Open Spaces: Ngulu-nganjin
Our biggest weekend of the year, Open Spaces festival is a celebration of the Convent’s people, spaces and places.
WURUNDJERI COMMUNITY CELEBRATION SATURDAY 17 NOVEMBER, 12 – 2pm
Wurundjeri Council and Abbotsford Convent Foundation are delighted to open the Open Spaces festival with ‘Ngulu-nganjin,’ a two-part project celebrating Wurundjeri music, language and stories. This community celebration will showcase some of the musicians and artists who have been hard at work developing and recordings a new indigenous sound trail for the Convent site.
‘Ngulu-nganjin’ is being led by Wurundjeri artist Mandy Nicholson (Artistic Director) and acclaimed Yorta Yorta/Dja Dja Wurrung musician and actor Lou Bennett (Musical Director and Language Activist). Aunty Diane Kerr has provided input into the cultural framework for the project, along with assistance by Wurundjeri Council and other Wurundjeri members.
Come down and enjoy the flagship ‘Ngulu-nganjin’ sounds, performed for the first time, and take part in workshops, ochre face painting, traditional games and more, organised by Wurundjeri Council and community. Ngulu-nganjin will be MC’d by the wonderful Jason Tamiru.
Saturday, 12 – 2pm, Heritage Gardens
Wominjeka Bik ba Boorrt-ma (Welcome to Country and Smoking Ceremony)
Join us in the Heritage Gardens for a traditional Welcome to Country and Smoking Ceremony to mark the opening of the festival and celebration of Ngulu-nganjin. Traditionally a Welcome to Country was performed as part of Tanderrum ceremony – a celebration welcoming visitors’ access to Wurundjeri lands and resources for the length of their visit. Welcome to Country is still performed today as a way of honouring Traditional Owners, and paying respect and acknowledgment to the First People of the land.

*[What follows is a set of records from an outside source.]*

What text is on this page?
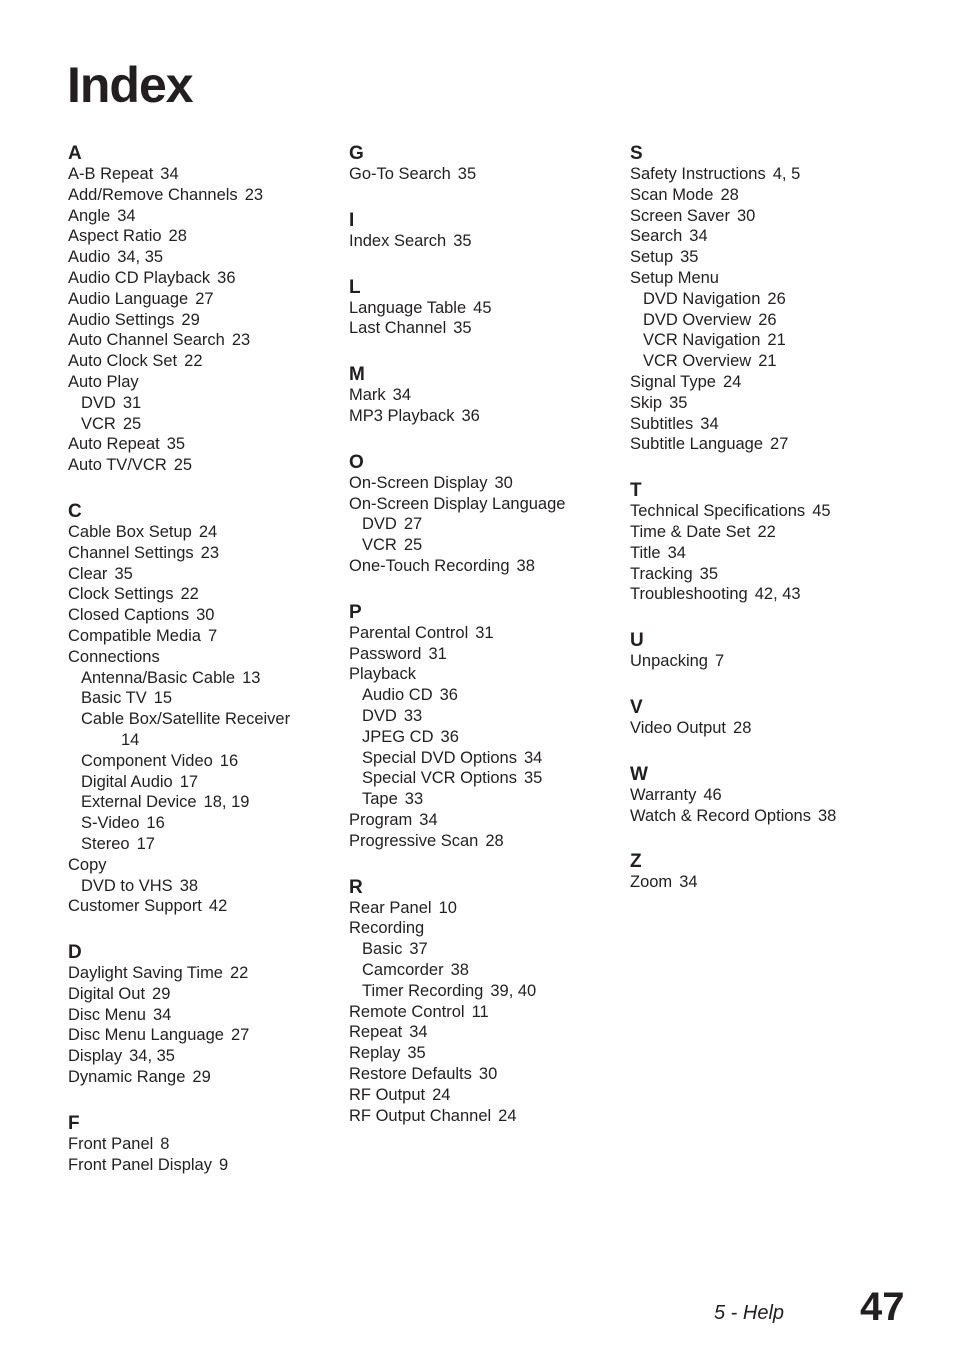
Index
A
A-B Repeat 34
Add/Remove Channels 23
Angle 34
Aspect Ratio 28
Audio 34, 35
Audio CD Playback 36
Audio Language 27
Audio Settings 29
Auto Channel Search 23
Auto Clock Set 22
Auto Play
DVD 31
VCR 25
Auto Repeat 35
Auto TV/VCR 25
C
Cable Box Setup 24
Channel Settings 23
Clear 35
Clock Settings 22
Closed Captions 30
Compatible Media 7
Connections
Antenna/Basic Cable 13
Basic TV 15
Cable Box/Satellite Receiver
14
Component Video 16
Digital Audio 17
External Device 18, 19
S-Video 16
Stereo 17
Copy
DVD to VHS 38
Customer Support 42
D
Daylight Saving Time 22
Digital Out 29
Disc Menu 34
Disc Menu Language 27
Display 34, 35
Dynamic Range 29
F
Front Panel 8
Front Panel Display 9
G
Go-To Search 35
I
Index Search 35
L
Language Table 45
Last Channel 35
M
Mark 34
MP3 Playback 36
O
On-Screen Display 30
On-Screen Display Language
DVD 27
VCR 25
One-Touch Recording 38
P
Parental Control 31
Password 31
Playback
Audio CD 36
DVD 33
JPEG CD 36
Special DVD Options 34
Special VCR Options 35
Tape 33
Program 34
Progressive Scan 28
R
Rear Panel 10
Recording
Basic 37
Camcorder 38
Timer Recording 39, 40
Remote Control 11
Repeat 34
Replay 35
Restore Defaults 30
RF Output 24
RF Output Channel 24
S
Safety Instructions 4, 5
Scan Mode 28
Screen Saver 30
Search 34
Setup 35
Setup Menu
DVD Navigation 26
DVD Overview 26
VCR Navigation 21
VCR Overview 21
Signal Type 24
Skip 35
Subtitles 34
Subtitle Language 27
T
Technical Specifications 45
Time & Date Set 22
Title 34
Tracking 35
Troubleshooting 42, 43
U
Unpacking 7
V
Video Output 28
W
Warranty 46
Watch & Record Options 38
Z
Zoom 34
5 - Help 47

Experience a preview of the Ngulu-nganjin soundscape with live performances from Mandy Nicholson, Lou Bennett, Wurundjeri community and more. Stick around for our flagship music program by Joel Ma (Joelistics) to follow.
Djirri Djirri Dance Group
Djirri Djirri is the Woiwurrung (Wurundjeri) name for the Willy Wagtail, a little black bird who is always ready to shake a tail feather. This performance will share stories about creation, family and Country through dance, with an essence of traditional dance and ceremony. The Djirri Djirri Dance Group includes many children who are encouraged to take on leadership roles, using language and knowledge exchange in dance creation.
Woiwurrung Ngnool (Woiwurrung Language)
Language is at the heart of culture. Learn some Woiwurrung words and join in for some fun and games celebrating the first language of this area.
MORE ACTIVITIES IN THE HERITAGE GARDENS
Discover Wurundjeri culture and language through hands-on workshops, participatory artworks and traditional games.
Gurnangith Dandagat (Face Painting /Traditional Ochre)
Decorate your face with ochre, the traditional paint used by the Wurundjeri people. Bring the kids along to have their faces painted.
Djirra (Basket weaving)
Aboriginal women collected plant materials and used basket weaving techniques for tens of thousands of years to make everyday items such as mats and containers. Come and learn some weaving techniques to make your own creation.
Ngarrgu Likjebi (Traditional Games)
Aboriginal children learnt many of the skills they would require as adults through traditional games, designed to teach techniques such as targeting a moving object and spear throwing. Join in and learn some of the traditional games played.
Naggittal Ngawe (Elders Resting)
A place for Elders to relax and enjoy the Gulanboon stage.
Walert Morrok Booeegigat (Possum skin workshop)
Come and learn the techniques used by the Wurundjeri people to sew possum skin pelts into a cloak.
TOOM-NE BA NANGAK (WURUNDJERI SCREEN SPACE)
Saturday and Sunday, 12 noon – 6pm, Rosina Auditorium
Enjoy a series of animated shorts and documentary screenings that celebrate Wurundjeri culture.
Keen to catch more main stage action? Check out our Open Sounds music program programmed by Joel Ma (Joelistics) featuring a diverse array of fresh talent.
'Ngulu-nganjin' has been made possible with funding from the Victorian Government’s Rockin’ the Laneways program.